Poucos closes, e bastante planos abertos valorizando o cenário.
A fotografia abusa da bela iluminação natural que nosso senhor joga na paraíba, planos abertos, planos de contraste com o sol, as cenas noturnas são lindas e o mais importante dá pra enxergar alguma coisa. Não existe a desgraça daquela película amarela de Breaking Bad, é a luz do lugar mesmo.

gravaram isso no terreno de vovó, não é possível


A direção opta por utilizar bastante sangue, mas nenhum gore, sem tripas voando ou decaptações exceto pelos animais, veganos não esquentem o juízo nessa série por favor.

(Apesar de eu citar Breaking Bad de novo, aquele filme do Luiz Gonzaga tem uma fotografia horrorosa, é um laranjão terrível, de doer das vistas)

Tá amarrado, que coisa feia.


Todo personagem nessa série é reconhecível, por isso o roteiro não demora tanto apresentando eles. Quem mora no nordeste conhece um Jeremias (Enio Calvacante), conhece um Sabiá, conhece uma Dinorá da vida, cada personagem é bastante crível com a nossa realidade, isso faz com muito méritos, a série foi escrita por quem sabe e vive a realidade a qual está escrevendo, Isso fica muito claro inclusive pelas roupas, e cada um se veste de uma forma própria, as personas tem BASTANTE personalidade e carisma, como você se veste diz muito sobre. 

Pra mim o melhor personagem representado é o Ameaço (Rodrigo Garcia), ele é branco, gazo mesmo, e é aquele branco nordestino que eu sei apontar claramente quem é e você sabe quem são se já viu um. 
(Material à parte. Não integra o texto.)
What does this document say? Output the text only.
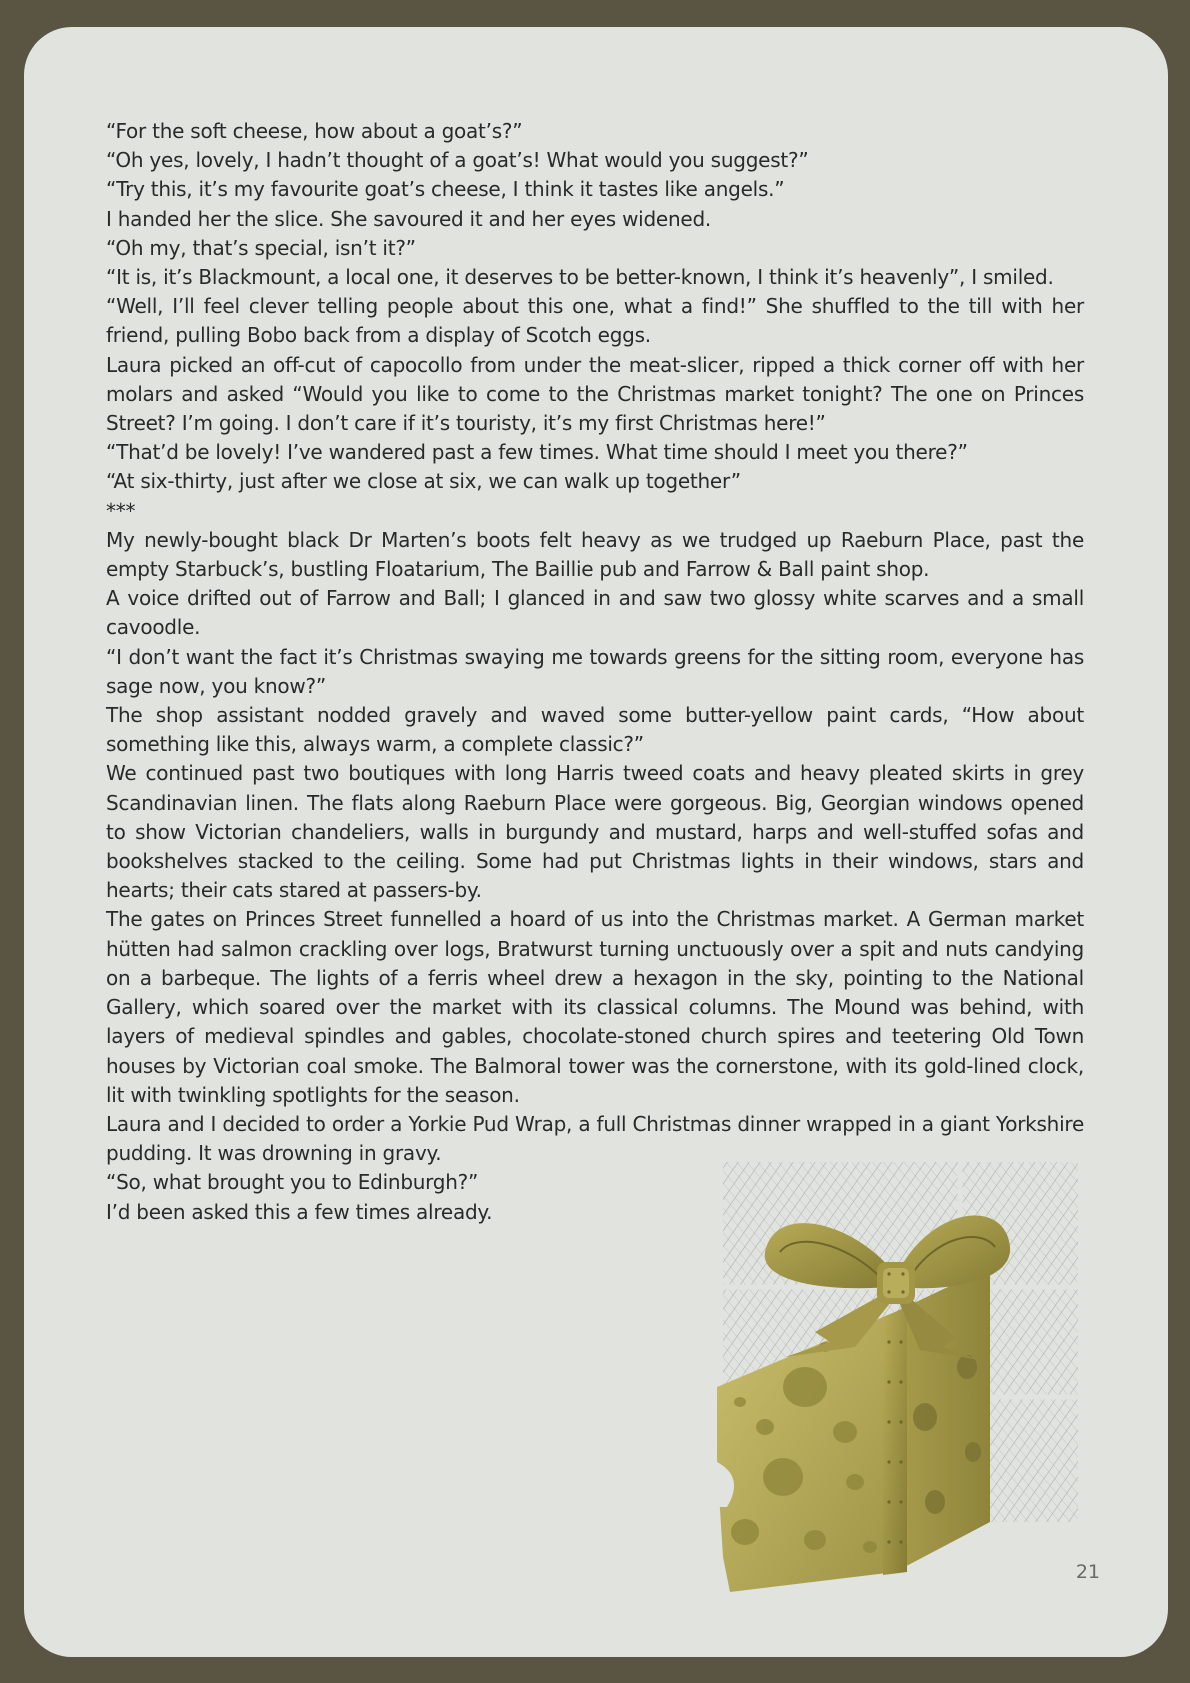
“For the soft cheese, how about a goat’s?”

“Oh yes, lovely, I hadn’t thought of a goat’s! What would you suggest?”

“Try this, it’s my favourite goat’s cheese, I think it tastes like angels.”

I handed her the slice. She savoured it and her eyes widened.

“Oh my, that’s special, isn’t it?”

“It is, it’s Blackmount, a local one, it deserves to be better-known, I think it’s heavenly”, I smiled.

“Well, I’ll feel clever telling people about this one, what a find!” She shuffled to the till with her friend, pulling Bobo back from a display of Scotch eggs.

Laura picked an off-cut of capocollo from under the meat-slicer, ripped a thick corner off with her molars and asked “Would you like to come to the Christmas market tonight? The one on Princes Street? I’m going. I don’t care if it’s touristy, it’s my first Christmas here!”

“That’d be lovely! I’ve wandered past a few times. What time should I meet you there?”

“At six-thirty, just after we close at six, we can walk up together”

***

My newly-bought black Dr Marten’s boots felt heavy as we trudged up Raeburn Place, past the empty Starbuck’s, bustling Floatarium, The Baillie pub and Farrow & Ball paint shop.

A voice drifted out of Farrow and Ball; I glanced in and saw two glossy white scarves and a small cavoodle.

“I don’t want the fact it’s Christmas swaying me towards greens for the sitting room, everyone has sage now, you know?”

The shop assistant nodded gravely and waved some butter-yellow paint cards, “How about something like this, always warm, a complete classic?”

We continued past two boutiques with long Harris tweed coats and heavy pleated skirts in grey Scandinavian linen. The flats along Raeburn Place were gorgeous. Big, Georgian windows opened to show Victorian chandeliers, walls in burgundy and mustard, harps and well-stuffed sofas and bookshelves stacked to the ceiling. Some had put Christmas lights in their windows, stars and hearts; their cats stared at passers-by.

The gates on Princes Street funnelled a hoard of us into the Christmas market. A German market hütten had salmon crackling over logs, Bratwurst turning unctuously over a spit and nuts candying on a barbeque. The lights of a ferris wheel drew a hexagon in the sky, pointing to the National Gallery, which soared over the market with its classical columns. The Mound was behind, with layers of medieval spindles and gables, chocolate-stoned church spires and teetering Old Town houses by Victorian coal smoke. The Balmoral tower was the cornerstone, with its gold-lined clock, lit with twinkling spotlights for the season.

Laura and I decided to order a Yorkie Pud Wrap, a full Christmas dinner wrapped in a giant Yorkshire pudding. It was drowning in gravy.

“So, what brought you to Edinburgh?”

I’d been asked this a few times already.

21
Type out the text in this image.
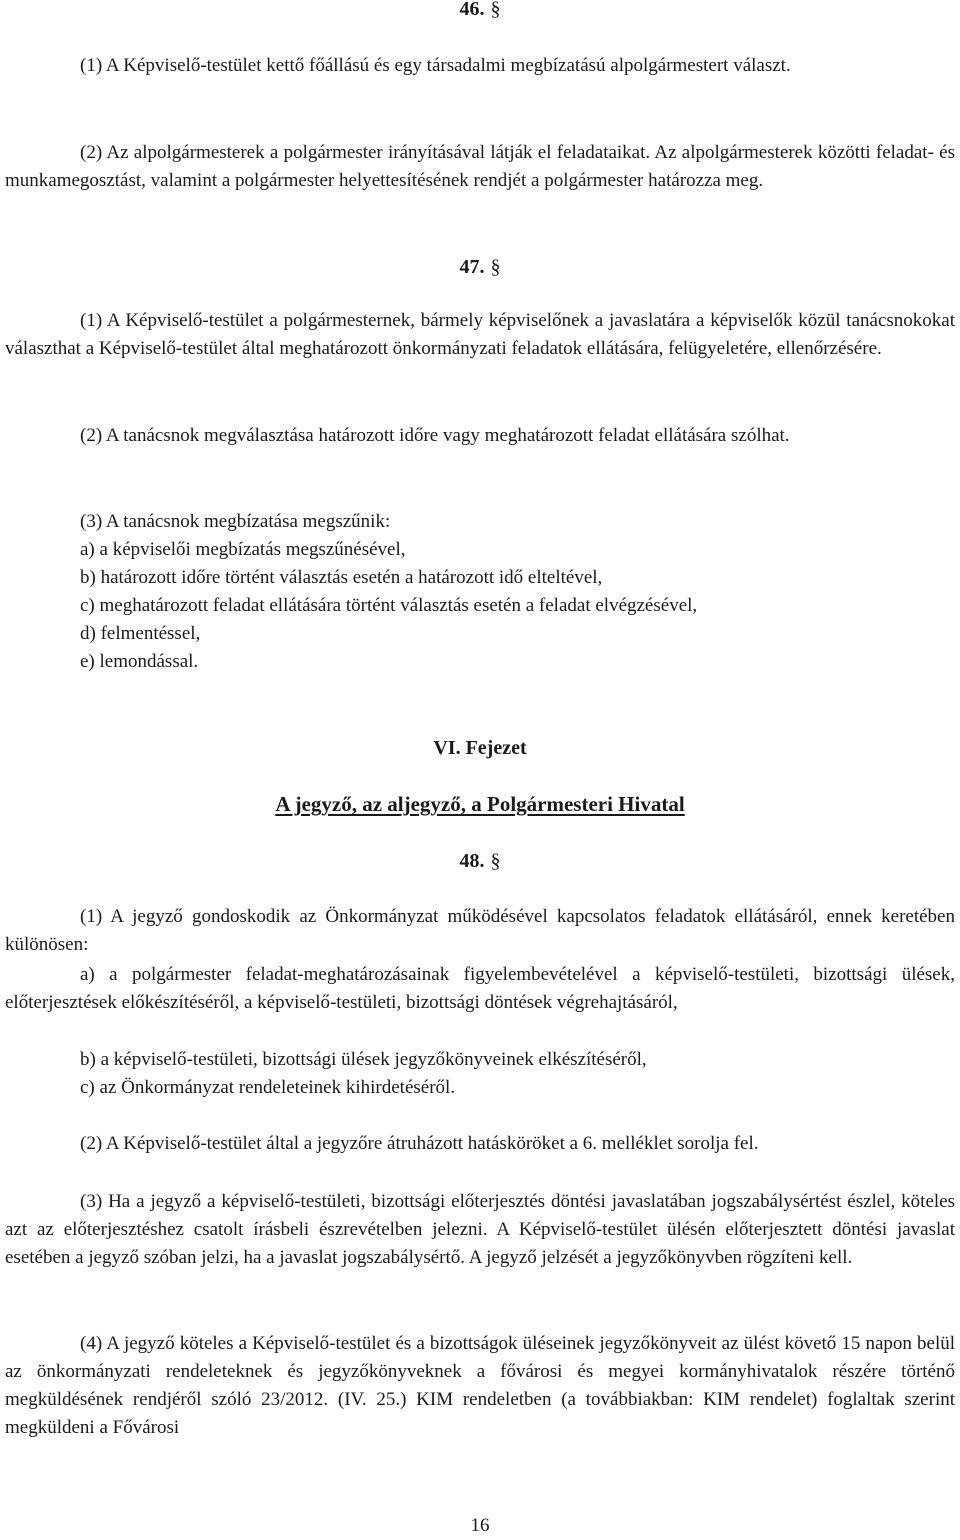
46. §

(1) A Képviselő-testület kettő főállású és egy társadalmi megbízatású alpolgármestert választ.

(2) Az alpolgármesterek a polgármester irányításával látják el feladataikat. Az alpolgármesterek közötti feladat- és munkamegosztást, valamint a polgármester helyettesítésének rendjét a polgármester határozza meg.

47. §

(1) A Képviselő-testület a polgármesternek, bármely képviselőnek a javaslatára a képviselők közül tanácsnokokat választhat a Képviselő-testület által meghatározott önkormányzati feladatok ellátására, felügyeletére, ellenőrzésére.

(2) A tanácsnok megválasztása határozott időre vagy meghatározott feladat ellátására szólhat.

(3) A tanácsnok megbízatása megszűnik:

a) a képviselői megbízatás megszűnésével,

b) határozott időre történt választás esetén a határozott idő elteltével,

c) meghatározott feladat ellátására történt választás esetén a feladat elvégzésével,

d) felmentéssel,

e) lemondással.

VI. Fejezet
A jegyző, az aljegyző, a Polgármesteri Hivatal
48. §

(1) A jegyző gondoskodik az Önkormányzat működésével kapcsolatos feladatok ellátásáról, ennek keretében különösen:

a) a polgármester feladat-meghatározásainak figyelembevételével a képviselő-testületi, bizottsági ülések, előterjesztések előkészítéséről, a képviselő-testületi, bizottsági döntések végrehajtásáról,

b) a képviselő-testületi, bizottsági ülések jegyzőkönyveinek elkészítéséről,

c) az Önkormányzat rendeleteinek kihirdetéséről.

(2) A Képviselő-testület által a jegyzőre átruházott hatásköröket a 6. melléklet sorolja fel.

(3) Ha a jegyző a képviselő-testületi, bizottsági előterjesztés döntési javaslatában jogszabálysértést észlel, köteles azt az előterjesztéshez csatolt írásbeli észrevételben jelezni. A Képviselő-testület ülésén előterjesztett döntési javaslat esetében a jegyző szóban jelzi, ha a javaslat jogszabálysértő. A jegyző jelzését a jegyzőkönyvben rögzíteni kell.

(4) A jegyző köteles a Képviselő-testület és a bizottságok üléseinek jegyzőkönyveit az ülést követő 15 napon belül az önkormányzati rendeleteknek és jegyzőkönyveknek a fővárosi és megyei kormányhivatalok részére történő megküldésének rendjéről szóló 23/2012. (IV. 25.) KIM rendeletben (a továbbiakban: KIM rendelet) foglaltak szerint megküldeni a Fővárosi

16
Rapaz eu estudei com esse bicho no nono ano...
Outro ponto que garante personalidade a quadrilha são seus nomes, na verdade apelidos: Facão, Moeda, Tirolesa, Duzentos, Sivirino (que deve ser nome), Delegado Pixinga (Junior Black) etc etc

Eu compararia a quadrilha com os nórdicos de Vinland Saga (leia minha resenha sobre Vinland Saga aqui), já que falei de Vinland Saga, vamos para máxima, onde tem guerra tem política e Cangaço Novo, assim como Vinland Saga, não se furta de representar a política. 

Parte política de Cangaço Novo:

O debate mais aparente aqui é o de gênero, Dinorá é também filha de Amaro Vaqueiro, inclusive anda com o revólver do pai, mas nunca teve o prestígio de Ubaldo, que acabou de chegar de São Paulo. Esse debate não é feito de forma gritante, mas está sempre presente. Se comparei a série com Vinland Saga, Dinorá é a Askeladd, a série não é bem sobre ela, mas poderia ser...
Se estamos lidando com um grupo de criminosos, tem violência sexual, mas graças a Deus acontece apenas duas vezes na série, sem nada explícito, nem uma banalização da violência de gênero, como obras que são focadas em figuras propositalmente odiosas (geralmente homens) tem. Aliás não se tem também cenas em puteiros, ou as famosas primas, vocês sabem do que falo. Essa questão de gênero é muito bem tratada, bem abordada. 

Sério, eu fiquei tão feliz que não tem um puteiro em Cratará, só por merece um 10 de 10.

Dinorá é a famosa mulher durona, pero no mucho, ao decorrer da série vermos que é alguém só muito traumatizada, e não tem opção a não ser tão bicha bruta, famoso ou dá ou desce.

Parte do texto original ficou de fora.